NEAR◆◇MISS - 第八章
-6- 診断
 『シンクロ』の副作用による卒倒からキズミが回復したのは、およそ十分後。大きな病院で診てもらいなさい、と口やかましいアイラの指図に。耳を貸さないでいられたが、アイラの根回しの良さにはお手上げだった。恩師オルデン・レインウィングスから、私のペンパルから話は聞きましたよ、と心配の電話がかかってきたのだ。

 後日。
 国際警察本部が所在する某都市。
 その職域病院にして、地域医療の中核を担う国際総合病院にキズミはいた。

 精密検査の結果、アシスタントと心的関係の深い国際警察官が罹ることがある疾患『ハイ・リンク』の中程度と診断された。ラルトス系統の種族は、精神系超能力に秀でている。特性を『シンクロ』を無効化させただけでは、根治は難しい。そうだとしても、弱性の『特性カプセル』を毎日服用するという対症療法を試す価値はある、として、医師からラルトス=ウルスラへの投薬が勧められた。
 検討します、とキズミはひとまず治療を断った。家計に大打撃の高額な先進医療費にも辟易したが、第一の理由ではなかった。特性が『トレース』に変わると、トレーナーを強化する戦闘スタイルを捨てなければならない。ウルスラを危険なボディーガードに専業させたくなかった。しかも体に無害とはいえ、投薬は抵抗があった。『ハイリンク』を発症したのは自己責任だ。それをウルスラに押しつけるようで不甲斐なかった。かと言って、気合いで解決できる問題でもない。
 
 八方塞がりだ。

 病院内のコーヒーチェーンショップで、固い表情のオルデンと落ち合った。
「もっと自分を大事にすべきです、キズミ君。上司や友人だけではありません。残されたファーストとウルスラは? 悲しむのは、私もです。エディもです。その傷跡も。君が弟同然に可愛がってくれているあの子が見て、何も感じないと思いますか? 何かあってからでは遅いのですよ」

 キズミは右頬に、丸眼鏡越しの心配が突き刺さってくるのを感じた。自分に懐いてくれているエディオル。恩師の幼い実の一人息子で、優しい子だ。先日負った醜い傷跡にショックを受けるような気はしている。悪くすると、泣き出すだろう。深く考えないようにしていたキズミの懸念が、具体的な輪郭を持ち始める。
「でも、先生」
 心苦しさに青い瞳を歪める。
「俺は未熟です。
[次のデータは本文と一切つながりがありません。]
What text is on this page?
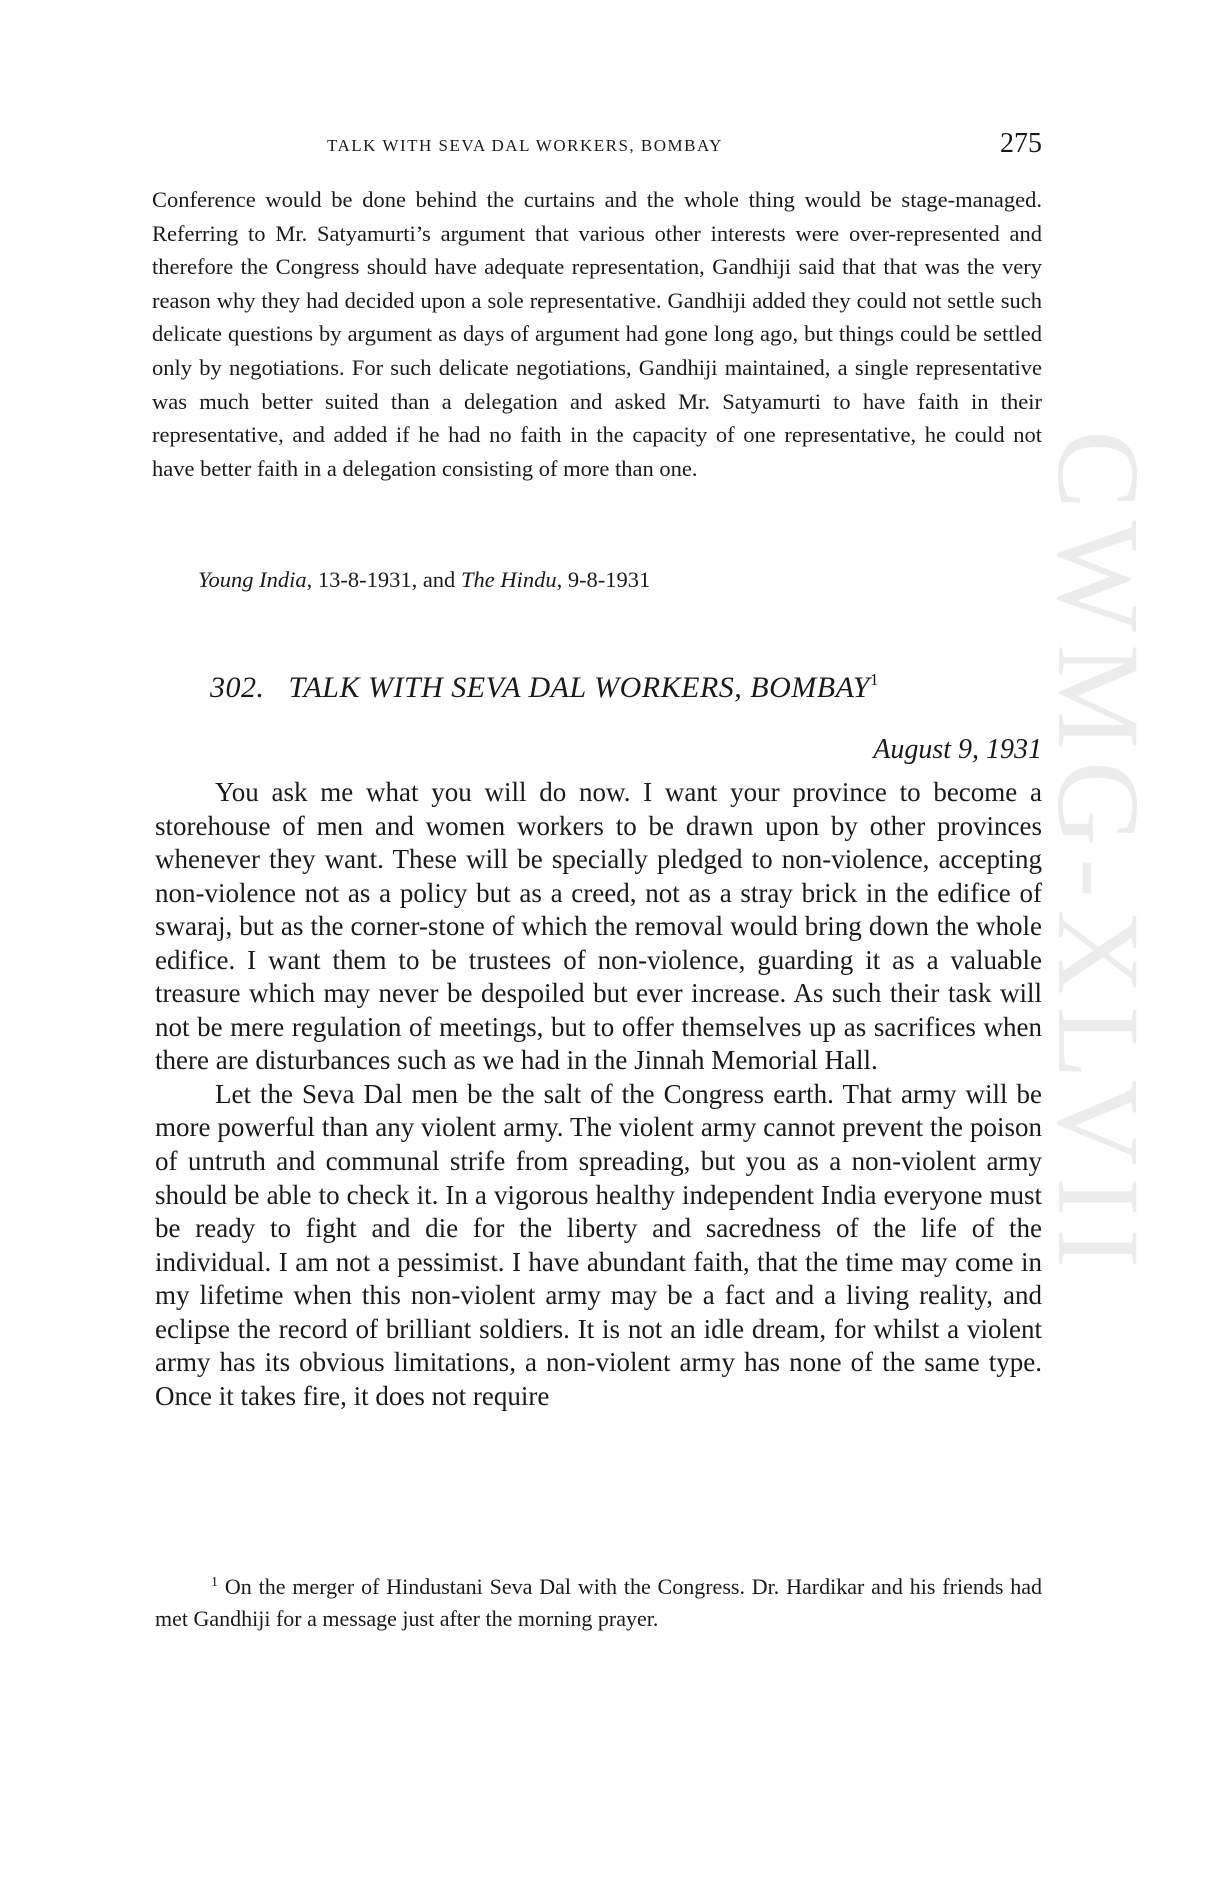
CWMG-XLVII
TALK WITH SEVA DAL WORKERS, BOMBAY	275

Conference would be done behind the curtains and the whole thing would be stage-managed. Referring to Mr. Satyamurti’s argument that various other interests were over-represented and therefore the Congress should have adequate representation, Gandhiji said that that was the very reason why they had decided upon a sole representative. Gandhiji added they could not settle such delicate questions by argument as days of argument had gone long ago, but things could be settled only by negotiations. For such delicate negotiations, Gandhiji maintained, a single representative was much better suited than a delegation and asked Mr. Satyamurti to have faith in their representative, and added if he had no faith in the capacity of one representative, he could not have better faith in a delegation consisting of more than one.

Young India, 13-8-1931, and The Hindu, 9-8-1931
302.   TALK WITH SEVA DAL WORKERS, BOMBAY$^1$
August 9, 1931

You ask me what you will do now. I want your province to become a storehouse of men and women workers to be drawn upon by other provinces whenever they want. These will be specially pledged to non-violence, accepting non-violence not as a policy but as a creed, not as a stray brick in the edifice of swaraj, but as the corner-stone of which the removal would bring down the whole edifice. I want them to be trustees of non-violence, guarding it as a valuable treasure which may never be despoiled but ever increase. As such their task will not be mere regulation of meetings, but to offer themselves up as sacrifices when there are disturbances such as we had in the Jinnah Memorial Hall.

Let the Seva Dal men be the salt of the Congress earth. That army will be more powerful than any violent army. The violent army cannot prevent the poison of untruth and communal strife from spreading, but you as a non-violent army should be able to check it. In a vigorous healthy independent India everyone must be ready to fight and die for the liberty and sacredness of the life of the individual. I am not a pessimist. I have abundant faith, that the time may come in my lifetime when this non-violent army may be a fact and a living reality, and eclipse the record of brilliant soldiers. It is not an idle dream, for whilst a violent army has its obvious limitations, a non-violent army has none of the same type. Once it takes fire, it does not require

$^1$ On the merger of Hindustani Seva Dal with the Congress. Dr. Hardikar and his friends had met Gandhiji for a message just after the morning prayer.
無茶しないと、足りないんです。何も守れないんです」
 無言の見つめ合い。
 先に目を下げたのはキズミだった。 
「すみません、口答えして」

「誰しも、そう簡単に意識を変えられたら苦労しませんね」
 養父面で説教されても困るだろう、とオルデンは心ひそかに己の態度を省みた。
「君の大切な家族は、責任を持って預かります」

「ありがとうございます……」
 気を使わせて、申し訳ない。恩師のことは、尊敬できる父親のように思っている。その優しさにどこまで甘えていいものか、時々迷う。いつか見捨てられたらそれは、線引きを見誤った自分の養子面が原因だ。
 キズミは、うなだれていた背筋を正した。
「ファーストを、よろしくお願いします」
 電子空間医療の臨床試験の成功を祈っている。
 自分の命より大切なペンダントを、頑張るんやで、と念じて受け渡した。


◆◇


「詳細はプライバシーだから聞かないけど、次から体調を隠さないで」 
「それより、警部補。告げ口は卑怯です」
「気絶するほうが悪いのよ」
 携帯端末から聞こえてくるキズミの文句に、アイラは言い返す。
「あの話はした? レインウィングスさん、何か言ってた?」
「しません。天才の芸術作品をド素人が台無しにするようなものです」
「そうかしら」

 国際警察の装備開発顧問を務めるオルデン・レインウィングス氏の人柄なら、自分が設計したアレストボールのセキュリティ機能をキズミが破ったと知れば、武勇伝だと喜んでくれただろうに。
 アイラは少しだけ溜めてから、ぽそっと告げた。

「それから、ありがとう。ライキ達のこと」
 内密に個人研究を進めていたらしい、電子化した携帯獣の怪我や病気をデータ上の破損として復元する電子空間医療プログラムが、倫理審査を通過したそうだ。オルデンから治験に参加してみないかと持ちかけられたアイラは、ミナトが監視するネイティ=麹塵の通訳のもと、フライゴン=ライキとよく話し合った。欠けた翼を作り直して、ふたたび飛べるようになるチャンスにかけたい。ライキの意思はそう望んだ。
 来週中に、オルデンのところへライキを転送する予定なのだ。
「あなたが掛け合ってくれたんでしょ? レインウィングスさんが教えてくれたの」

 柄にもなくストレートに感謝されて、キズミは戸惑った。
 決まり悪そうな雰囲気が、無言のスピーカー越しにアイラへ伝わってくる。

「何かお返しするわよ。私にできることはある?」

 どうして、黙ったままなのだろう。
 変なこと言ったかな、と気恥ずかしい失敗を予感した矢先、返事があった。
 
「ロング警部の見舞い、俺やミナトも行っていいですか」

 感情を抑えた声だった。

 彼なりに、父ジョージを忘れずにいてくれていたのだ。もっと早く気づいてあげたかった。意識不明の入院患者の面会は原則、病院の方針で親族の同意が要る。以前なら、人を馬鹿にしていると頭にきて、絶対に許さなかった。今は違う。その気持ちが嬉しい。
「ええ、もちろん。いつでも、来てあげて」



 業務連絡と言い難い通話を終えて、キズミはソファに軽くもたれかかった。アイラに向かって、ああいう感傷的な頼み事をしたことがなかった。気疲れした。そのままホテルのロビーで、レインウィングス親子が宿泊部屋から降りてくるのを待った。帰る前に一緒に夕食でもとオルデンから誘われたのだ。
 右頬の傷跡は大判の絆創膏で隠してある。
 これならエディオルの食欲をそがない、大丈夫だと思う。
 
 一階についたエレベーターのドアが開いた。

「キズミおにいちゃん」

 頭にチルット=アフロを乗せた小さな男の子が、笑顔で駆けてきた。